Even Subway has caved in to the low-carb craze by offering new "Atkins-Friendly" or low-carbohydrate wraps. Subway Restaurants offer two Atkins-endorsed choices: the Turkey and Bacon Melt Wrap, with Monterey cheddar cheese, and the Chicken Bacon Ranch Wrap, with Swiss cheese. Available both in the US and Canada, they have 11 grams of carbohydrate or less each. The wrap itself, which is made with wheat gluten, cornstarch, oat, sesame flour and soy protein, has only 5 grams of carbohydrate. In addition, every sub on the menu can be made into a wrap.
But hold the high-carb bun odes please. Burger and sandwich-lovers will have the last say, and experts say the bun shouldn't be written off from restaurants' regular fare, much less from its place in modern American food lore. "This won't be a big segment of the (burger) market," predicted Jerry McVety, a foodservice industry consultant based in Farmington Hills, Michigan. "I don't see it lasting very long."

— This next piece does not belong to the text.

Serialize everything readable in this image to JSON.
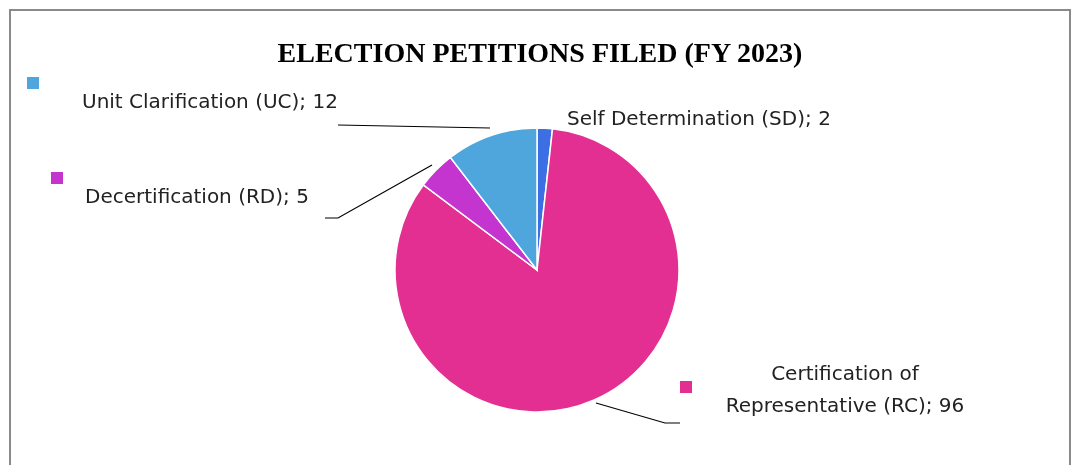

McDonald's and Wendy's, the other two largest burger purveyors, aren't biting on the bunless for now. Spokesmen for both those chains, which have added entree salads and taken other steps to assuage customers' diet concern, said Wednesday they have no plans to include bunless burgers on their menus.
The price of the new product risks being unappealing to customers, too: It's the same with or without bun, per Burger King's recommendation to its 8,000 restaurants. The battle of the bun has begun.